The older girl worries her lower lip with her teeth, slows when she realizes Dahyun has stopped walking and turns to face her. They’re in the middle of the street, and although the lights are dim, Dahyun can still meet Sana’s gaze.
“I liked walking beside you,” Sana says, the confession so light Dahyun wonders if she lets it, it’ll float away in the breeze when she wants to bottle Sana’s words and keep them forever. “Do you understand what I’m trying to say, Dahyun-ah?”
“Yes,” Dahyun replies, heart stuttering in her ears, “I just didn’t think —”
Sana’s smile is gentle, disarming, worth knowing, worth losing as long as she does.
“I know,” Sana finishes for her, ducks her head, “I was trying to be patient.”
Lovable.
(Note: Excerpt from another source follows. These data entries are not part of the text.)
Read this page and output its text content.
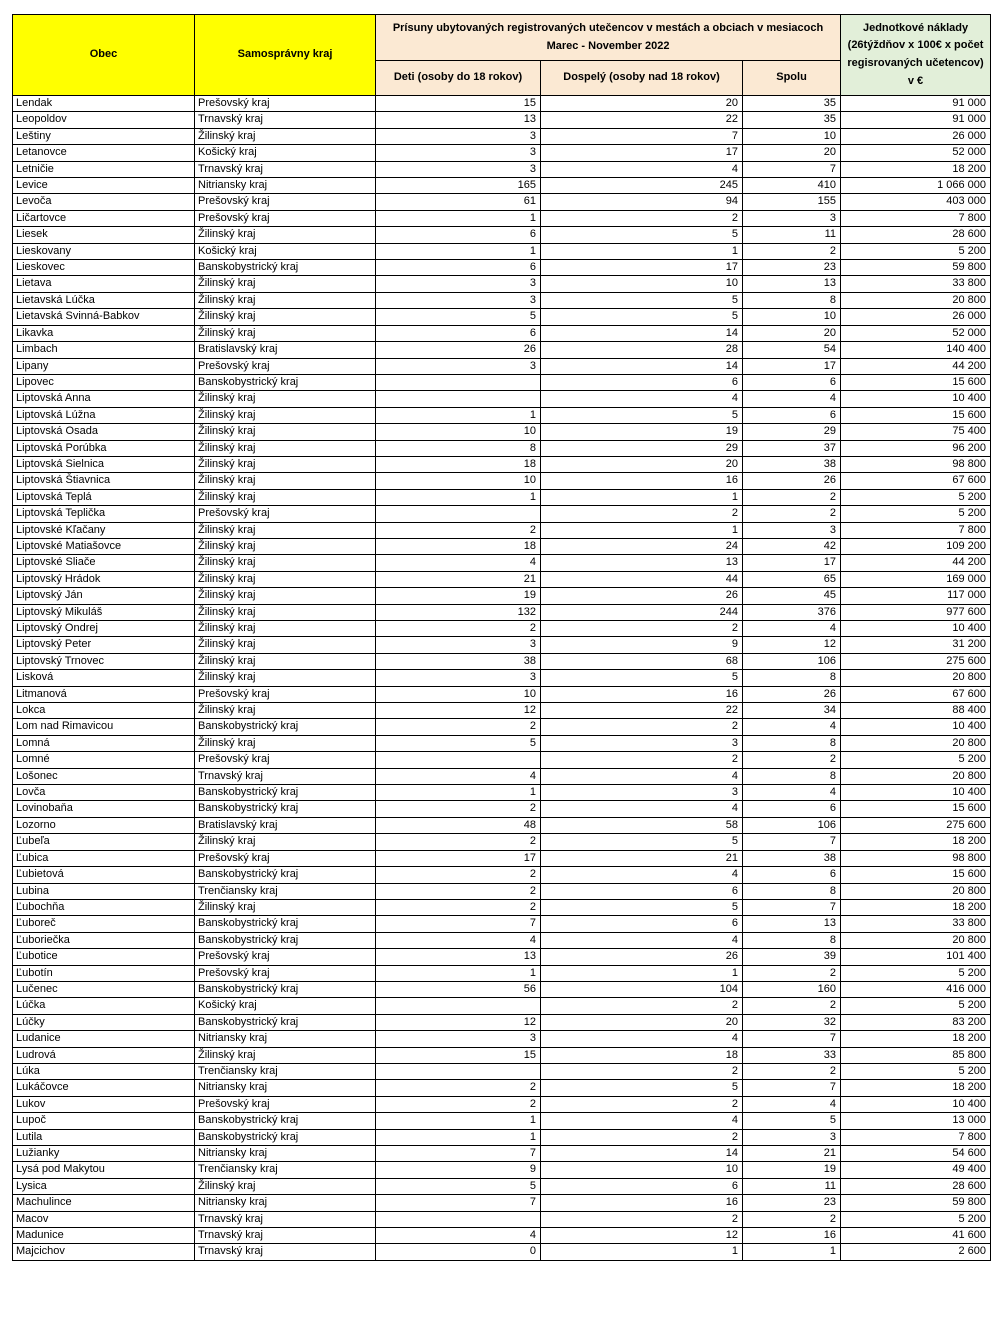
Obec	Samosprávny kraj	Prísuny ubytovaných registrovaných utečencov v mestách a obciach v mesiacoch Marec - November 2022			Jednotkové náklady (26týždňov x 100€ x počet regisrovaných učetencov) v €
		Deti (osoby do 18 rokov)	Dospelý (osoby nad 18 rokov)	Spolu	
Lendak	Prešovský kraj	15	20	35	91 000
Leopoldov	Trnavský kraj	13	22	35	91 000
Leštiny	Žilinský kraj	3	7	10	26 000
Letanovce	Košický kraj	3	17	20	52 000
Letničie	Trnavský kraj	3	4	7	18 200
Levice	Nitriansky kraj	165	245	410	1 066 000
Levoča	Prešovský kraj	61	94	155	403 000
Ličartovce	Prešovský kraj	1	2	3	7 800
Liesek	Žilinský kraj	6	5	11	28 600
Lieskovany	Košický kraj	1	1	2	5 200
Lieskovec	Banskobystrický kraj	6	17	23	59 800
Lietava	Žilinský kraj	3	10	13	33 800
Lietavská Lúčka	Žilinský kraj	3	5	8	20 800
Lietavská Svinná-Babkov	Žilinský kraj	5	5	10	26 000
Likavka	Žilinský kraj	6	14	20	52 000
Limbach	Bratislavský kraj	26	28	54	140 400
Lipany	Prešovský kraj	3	14	17	44 200
Lipovec	Banskobystrický kraj		6	6	15 600
Liptovská Anna	Žilinský kraj		4	4	10 400
Liptovská Lúžna	Žilinský kraj	1	5	6	15 600
Liptovská Osada	Žilinský kraj	10	19	29	75 400
Liptovská Porúbka	Žilinský kraj	8	29	37	96 200
Liptovská Sielnica	Žilinský kraj	18	20	38	98 800
Liptovská Štiavnica	Žilinský kraj	10	16	26	67 600
Liptovská Teplá	Žilinský kraj	1	1	2	5 200
Liptovská Teplička	Prešovský kraj		2	2	5 200
Liptovské Kľačany	Žilinský kraj	2	1	3	7 800
Liptovské Matiašovce	Žilinský kraj	18	24	42	109 200
Liptovské Sliače	Žilinský kraj	4	13	17	44 200
Liptovský Hrádok	Žilinský kraj	21	44	65	169 000
Liptovský Ján	Žilinský kraj	19	26	45	117 000
Liptovský Mikuláš	Žilinský kraj	132	244	376	977 600
Liptovský Ondrej	Žilinský kraj	2	2	4	10 400
Liptovský Peter	Žilinský kraj	3	9	12	31 200
Liptovský Trnovec	Žilinský kraj	38	68	106	275 600
Lisková	Žilinský kraj	3	5	8	20 800
Litmanová	Prešovský kraj	10	16	26	67 600
Lokca	Žilinský kraj	12	22	34	88 400
Lom nad Rimavicou	Banskobystrický kraj	2	2	4	10 400
Lomná	Žilinský kraj	5	3	8	20 800
Lomné	Prešovský kraj		2	2	5 200
Lošonec	Trnavský kraj	4	4	8	20 800
Lovča	Banskobystrický kraj	1	3	4	10 400
Lovinobaňa	Banskobystrický kraj	2	4	6	15 600
Lozorno	Bratislavský kraj	48	58	106	275 600
Ľubeľa	Žilinský kraj	2	5	7	18 200
Ľubica	Prešovský kraj	17	21	38	98 800
Ľubietová	Banskobystrický kraj	2	4	6	15 600
Lubina	Trenčiansky kraj	2	6	8	20 800
Ľubochňa	Žilinský kraj	2	5	7	18 200
Ľuboreč	Banskobystrický kraj	7	6	13	33 800
Ľuboriečka	Banskobystrický kraj	4	4	8	20 800
Ľubotice	Prešovský kraj	13	26	39	101 400
Ľubotín	Prešovský kraj	1	1	2	5 200
Lučenec	Banskobystrický kraj	56	104	160	416 000
Lúčka	Košický kraj		2	2	5 200
Lúčky	Banskobystrický kraj	12	20	32	83 200
Ludanice	Nitriansky kraj	3	4	7	18 200
Ludrová	Žilinský kraj	15	18	33	85 800
Lúka	Trenčiansky kraj		2	2	5 200
Lukáčovce	Nitriansky kraj	2	5	7	18 200
Lukov	Prešovský kraj	2	2	4	10 400
Lupoč	Banskobystrický kraj	1	4	5	13 000
Lutila	Banskobystrický kraj	1	2	3	7 800
Lužianky	Nitriansky kraj	7	14	21	54 600
Lysá pod Makytou	Trenčiansky kraj	9	10	19	49 400
Lysica	Žilinský kraj	5	6	11	28 600
Machulince	Nitriansky kraj	7	16	23	59 800
Macov	Trnavský kraj		2	2	5 200
Madunice	Trnavský kraj	4	12	16	41 600
Majcichov	Trnavský kraj	0	1	1	2 600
Dahyun thinks her smile is that, too.
“You walked home alone all this time, after making sure I got home okay.” Dahyun takes one step forward, feels like she’s on a tightrope with miles to go, but Sana looks at her and brings her back, tethers her to reality.
This is reality, Dahyun thinks in amazement — the girl who likes her back, not the dream or the fantasy.
“That’s true, too,” Sana admits, half amused, half fond, both filling up a space inside her chest, expanding to fit hope begging for its chance once and for all.
And this?
“We’ll have to figure out a system for the rest of the year,” Dahyun says, stretches her hand out to reach for Sana’s, threading their fingers together tight.
This is better. This is the real thing.